The reaction was initiated by the addition of Asc to a solution of CblOH₂ at pH = 7.20 (25 °C, 0.1 M Tris buffer) under anaerobic conditions. Rapid changes in the UV–Vis spectrum were observed and the reaction solution changed color from red to orange. Figure 10a shows typical UV–Vis spectra recorded for the formation of CblCo(II) during the reaction between CblOH₂ (4.3 × 10⁻⁵ M) and Asc (4.3 × 10⁻⁵ M). Isosbestic points were observed at 287, 334, 372, 487 and 570 nm. The kinetics of the reduction of CblOH₂ was studied under pseudo-first-order conditions with Asc in at least tenfold excess using stopped-flow spectrophotometry. Figure 10b shows a plot of absorbance at 351 nm versus time, and the best fit to the first-order rate equation, which resulted in the observed rate constant, k _obs = (1.32 ± 0.01) × 10⁻² s⁻¹.

Fig. 10

a UV–Vis spectra recorded for the reaction between CblOH₂ (4.3 × 10⁻⁵ M) and Asc (4.3 × 10⁻⁵ M) at pH = 7.2 (25 °C, 0.10 M Tris buffer). Spectra were recorded every 2 min. Solid black line spectrum of CblOH₂ before addition of Asc. b Typical kinetic trace recorded at 351 nm for the reaction between CblOH₂ (4.3 × 10⁻⁵ M) and Asc (4.3 × 10⁻⁴ M) at pH = 7.2 (25 °C, 0.10 M Tris buffer). Experimental data—black curve; first-order fit—red curve. The data show some deviations during the first 20 s of the reaction as a result of redox-cycling with traces of oxygen present in the system. This effect becomes more visible when aerated solutions are used (see Figs. 4, 5)

A plot of k _obs versus the total Asc concentration at pH 7.20 is linear with an almost zero intercept (2 ± 6) × 10⁻³ s⁻¹ (Fig. 11). A linear fit of the data gives a slope of 27 ± 1 M⁻¹ s⁻¹ (k ₂) which is in close agreement with the indirect value obtained in the previous section and the reported value [20] of 24 M⁻¹ s⁻¹. Kinetic studies on the reaction between CblOH₂ and Asc [20, 21], reported that CblOH₂ reacts rapidly with Asc to form CblCo(II) under the conditions of our study.

Fig. 11

Plot of k _obs versus Asc concentration for the reaction between CblOH₂ and Asc. Experimental conditions: 4.3 × 10⁻⁵ M CblOH₂, 4.3 × 10⁻⁴–1.3 × 10⁻² M Asc, pH = 7.2 (25 °C, 0.1 M Tris buffer)

Conclusions

The reaction of CblNO₂, one of the natural occurring forms of cobalamin, with intracellular ascorbate has been studied by UV–Vis and stopped-flow spectrophotometry.
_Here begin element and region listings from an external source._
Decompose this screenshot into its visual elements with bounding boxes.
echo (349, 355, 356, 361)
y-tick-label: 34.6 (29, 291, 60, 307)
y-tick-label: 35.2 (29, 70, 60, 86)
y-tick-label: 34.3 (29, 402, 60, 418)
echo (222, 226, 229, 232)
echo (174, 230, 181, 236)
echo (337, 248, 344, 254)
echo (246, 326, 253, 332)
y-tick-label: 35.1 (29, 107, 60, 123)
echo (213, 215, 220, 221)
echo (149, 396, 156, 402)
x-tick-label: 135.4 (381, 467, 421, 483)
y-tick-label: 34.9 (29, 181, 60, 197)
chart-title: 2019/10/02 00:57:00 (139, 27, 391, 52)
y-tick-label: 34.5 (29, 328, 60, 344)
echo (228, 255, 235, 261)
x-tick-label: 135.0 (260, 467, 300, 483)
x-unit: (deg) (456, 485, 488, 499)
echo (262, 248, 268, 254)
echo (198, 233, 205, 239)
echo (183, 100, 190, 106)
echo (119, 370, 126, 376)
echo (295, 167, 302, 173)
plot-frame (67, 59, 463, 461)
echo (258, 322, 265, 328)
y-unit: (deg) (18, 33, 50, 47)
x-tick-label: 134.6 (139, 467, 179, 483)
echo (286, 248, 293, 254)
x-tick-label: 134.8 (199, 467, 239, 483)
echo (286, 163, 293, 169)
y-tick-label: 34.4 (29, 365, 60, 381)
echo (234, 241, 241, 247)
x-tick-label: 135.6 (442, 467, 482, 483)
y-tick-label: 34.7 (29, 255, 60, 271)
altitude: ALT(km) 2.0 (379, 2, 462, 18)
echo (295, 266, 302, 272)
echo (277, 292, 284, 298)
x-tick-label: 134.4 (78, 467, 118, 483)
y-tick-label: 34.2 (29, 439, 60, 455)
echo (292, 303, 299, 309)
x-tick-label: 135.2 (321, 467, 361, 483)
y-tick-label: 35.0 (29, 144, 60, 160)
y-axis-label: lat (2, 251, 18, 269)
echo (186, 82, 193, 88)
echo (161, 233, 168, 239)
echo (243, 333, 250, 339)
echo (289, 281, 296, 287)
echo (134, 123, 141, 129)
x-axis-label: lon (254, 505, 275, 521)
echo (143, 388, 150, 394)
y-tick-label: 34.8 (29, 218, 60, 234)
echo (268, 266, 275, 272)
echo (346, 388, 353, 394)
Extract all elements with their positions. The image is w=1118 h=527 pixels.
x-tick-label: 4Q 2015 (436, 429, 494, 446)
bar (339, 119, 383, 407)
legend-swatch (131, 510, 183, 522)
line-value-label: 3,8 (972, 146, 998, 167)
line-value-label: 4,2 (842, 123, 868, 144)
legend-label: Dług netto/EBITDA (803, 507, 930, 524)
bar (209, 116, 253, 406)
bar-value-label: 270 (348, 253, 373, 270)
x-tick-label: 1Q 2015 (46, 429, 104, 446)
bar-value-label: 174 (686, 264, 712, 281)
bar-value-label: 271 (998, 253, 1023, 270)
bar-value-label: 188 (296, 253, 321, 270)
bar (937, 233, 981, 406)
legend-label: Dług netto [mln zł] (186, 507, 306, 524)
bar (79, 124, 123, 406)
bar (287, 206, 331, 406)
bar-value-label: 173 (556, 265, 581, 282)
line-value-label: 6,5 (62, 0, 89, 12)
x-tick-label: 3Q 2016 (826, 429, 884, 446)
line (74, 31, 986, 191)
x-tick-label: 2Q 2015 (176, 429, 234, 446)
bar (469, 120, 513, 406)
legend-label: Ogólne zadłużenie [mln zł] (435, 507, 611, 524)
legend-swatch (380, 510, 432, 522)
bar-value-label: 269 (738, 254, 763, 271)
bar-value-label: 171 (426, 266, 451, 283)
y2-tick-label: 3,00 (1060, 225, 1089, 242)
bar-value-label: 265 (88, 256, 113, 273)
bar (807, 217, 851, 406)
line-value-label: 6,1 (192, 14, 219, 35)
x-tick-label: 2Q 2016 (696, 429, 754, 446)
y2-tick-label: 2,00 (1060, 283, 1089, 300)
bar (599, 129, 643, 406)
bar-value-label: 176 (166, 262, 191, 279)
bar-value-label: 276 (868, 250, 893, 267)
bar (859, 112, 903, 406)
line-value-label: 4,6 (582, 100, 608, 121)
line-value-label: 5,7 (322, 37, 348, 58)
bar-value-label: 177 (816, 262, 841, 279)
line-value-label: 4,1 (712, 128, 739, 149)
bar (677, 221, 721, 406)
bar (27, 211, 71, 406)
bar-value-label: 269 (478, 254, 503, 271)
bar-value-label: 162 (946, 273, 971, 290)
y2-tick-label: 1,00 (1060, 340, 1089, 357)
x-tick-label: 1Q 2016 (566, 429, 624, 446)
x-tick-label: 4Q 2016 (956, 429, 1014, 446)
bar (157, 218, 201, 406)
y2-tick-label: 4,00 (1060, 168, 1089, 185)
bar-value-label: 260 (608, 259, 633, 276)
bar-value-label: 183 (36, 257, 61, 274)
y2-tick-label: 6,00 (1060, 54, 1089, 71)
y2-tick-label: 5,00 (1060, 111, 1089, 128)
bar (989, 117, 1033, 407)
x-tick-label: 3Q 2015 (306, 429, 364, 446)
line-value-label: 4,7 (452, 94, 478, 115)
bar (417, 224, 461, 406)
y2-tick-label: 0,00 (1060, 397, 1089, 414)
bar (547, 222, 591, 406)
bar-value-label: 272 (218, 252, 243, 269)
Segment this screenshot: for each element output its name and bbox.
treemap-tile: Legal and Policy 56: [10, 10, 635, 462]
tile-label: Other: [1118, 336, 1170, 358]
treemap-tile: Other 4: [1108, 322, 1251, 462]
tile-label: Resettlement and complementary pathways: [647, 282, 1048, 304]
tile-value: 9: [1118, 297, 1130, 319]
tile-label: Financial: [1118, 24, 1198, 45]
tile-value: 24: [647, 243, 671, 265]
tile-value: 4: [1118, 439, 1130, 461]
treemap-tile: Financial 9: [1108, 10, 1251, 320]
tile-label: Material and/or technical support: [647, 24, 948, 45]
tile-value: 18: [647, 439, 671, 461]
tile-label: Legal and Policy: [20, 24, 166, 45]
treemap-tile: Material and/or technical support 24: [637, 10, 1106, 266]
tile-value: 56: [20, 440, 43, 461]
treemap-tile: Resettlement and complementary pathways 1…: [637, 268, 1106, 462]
The present study provides kinetic and mechanistic information on this reaction at pH ~7. Under this condition, the only product of the reaction is CblCo(II). Rate constants for the reduction of CblOH₂ and CblNO₂ by Asc were determined as a function of nitrite concentration. The CblOH₂ species reacted with ascorbate ca. 200 times faster than CblNO₂. Thus, on addition of the reductant to the equilibrium mixture of CblOH₂ and CblNO₂, it reacts rapidly with CblOH₂ which in turn is reformed by the aquation of CblNO₂ (k ₋₁ = 1.4 × 10⁻² s⁻¹ at 25 °C) and so represents the major reactive species in solution. For the reduction of CblNO₂ by ascorbate, no direct evidence for the reduction of coordinated nitrite could be found.

Our results show that the studied reactions are extremely oxygen sensitive due to the reverse oxidation of CblCo(II) back to CblOH₂ and CblNO₂, in the presence of nitrite. When the reaction is performed under aerobic or oxygen-saturated conditions, it is significantly slower due to an induction period that involves redox cycling of CblOH₂ and CblCo(II) coupled to the oxidation of ascorbate as long as oxygen is present in solution.

In terms of the biological relevance of this work, it has recently been shown that nitrite plays an important role in heme proteins-dependent redox reactions [22], and as such can also control the redox behavior of cobalamin as shown in this study. Our observation that nitrite can slow down the reduction of aquacobalamin by ascorbate by a factor of 200 at pH 7.2, due to the efficient formation of nitrocobalamin, is really impressive and demonstrates the important role of nitrite in controlling biological redox processes.